Despite the relatively positive outlook on how the variant is currently impacting the health care system, Moore says Omicron’s rise affects the province’s ability to provide the needed testing capacity.

“Increasing demand is making it more challenging to access timely testing, and individuals seeking test appointments may experience longer wait times in certain parts of the province,” he told reporters at Queen’s Park.

The top doctor says he believes Ontario will soon see the highest number of COVID-19 cases per day since the beginning of the pandemic — in line with recent modelling projections.

“Hospitalizations have increased by nine per cent in the past week, and while the ICU occupancy remains stable, we anticipate in the coming days and weeks, we will start to see a greater impact of Omicron on hospitalizations and our intensive care units,” Moore added.

“I know everyone is tired. Especially our hard-working health care workers in the public health and primary care sector and our pharmacy partners.

“You have been all asked to sacrifice over the last 20 months, but Omicron is not taking a holiday.”

There were 165 people in intensive care due to COVID-19 on Tuesday, including 101 patients on ventilators. Forecasts from Ontario’s COVID-19 Science Advisory Table predict cases will keep rising over the next month with a spike in hospitalizations to follow.

ontario science table
A professional group representing medical laboratory professionals warned last week that labs are under “extreme pressure” from the ongoing case spike and would likely be unable to keep up with the projected explosive growth.

An earlier wave of infections fueled by the Delta variant has been largely overtaken by Omicron, which is considered far more infectious — even for vaccinated people with two COVID-19 shots. The science table’s estimates have the Omicron variant at 91.4 per cent of cases, with an R(t) — (Effective Reproduction Number) — of 3.16. That indicates each patient infects more than others on average.

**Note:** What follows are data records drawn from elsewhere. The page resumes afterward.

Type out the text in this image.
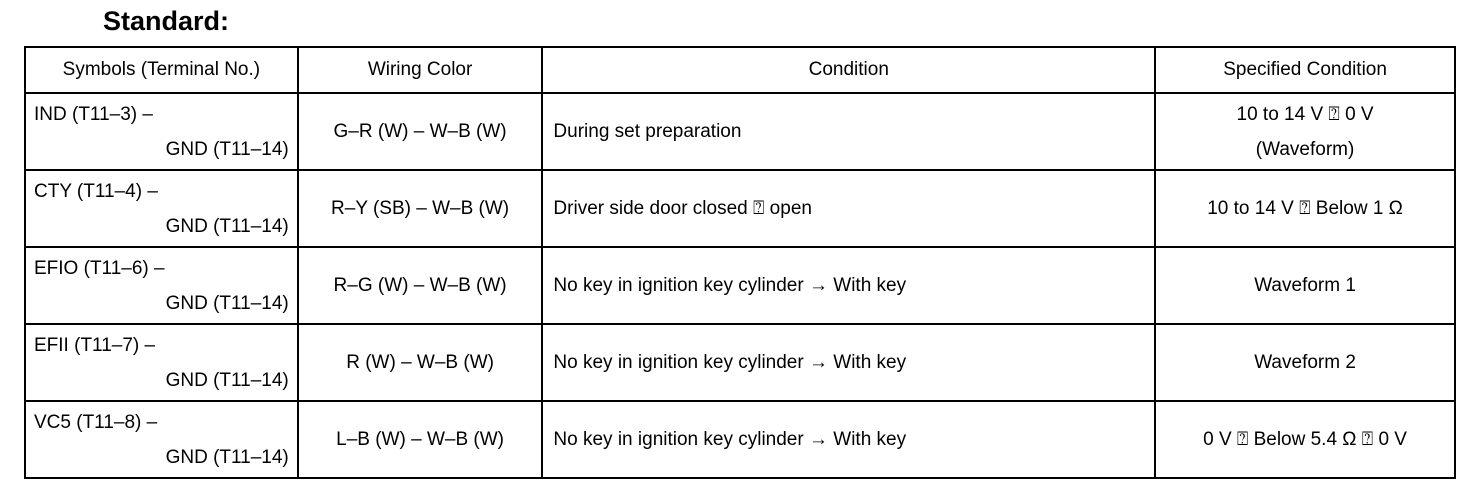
Standard:
Symbols (Terminal No.)	Wiring Color	Condition	Specified Condition

IND (T11–3) –
GND (T11–14)	G–R (W) – W–B (W)	During set preparation	10 to 14 V ⍰ 0 V
(Waveform)

CTY (T11–4) –
GND (T11–14)	R–Y (SB) – W–B (W)	Driver side door closed ⍰ open	10 to 14 V ⍰ Below 1 Ω

EFIO (T11–6) –
GND (T11–14)	R–G (W) – W–B (W)	No key in ignition key cylinder → With key	Waveform 1

EFII (T11–7) –
GND (T11–14)	R (W) – W–B (W)	No key in ignition key cylinder → With key	Waveform 2

VC5 (T11–8) –
GND (T11–14)	L–B (W) – W–B (W)	No key in ignition key cylinder → With key	0 V ⍰ Below 5.4 Ω ⍰ 0 V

Vaccines in the U.S. and worldwide do not offer as much protection against Omicron as they have against previous versions of the coronavirus. However, experts say vaccines still help and make a difference. They say lab tests show that while two doses may not be strong enough to prevent infection, a booster shot of either the Pfizer-BioNTech or the Moderna vaccine produces antibodies capable of tackling Omicron.

Much about the Omicron variant remains unknown, including whether it causes more or less severe illness. Early studies suggest those vaccinated will need a booster shot for the best chance at preventing Omicron infection, but even without the extra dose, vaccination still should offer strong protection against critical illness and death.

On Tuesday, the province reported 3,453 new COVID-19 cases and 11 virus deaths as some hospitals said they were suspending non-essential services to brace for the impact of rising infections.

Premier Doug Ford was among the Ontarians who received the third shot on Tuesday. He shared a photo from the Toronto pharmacy on social media where he received his booster.

“It is critical that every Ontarian is protected from Omicron,” he says.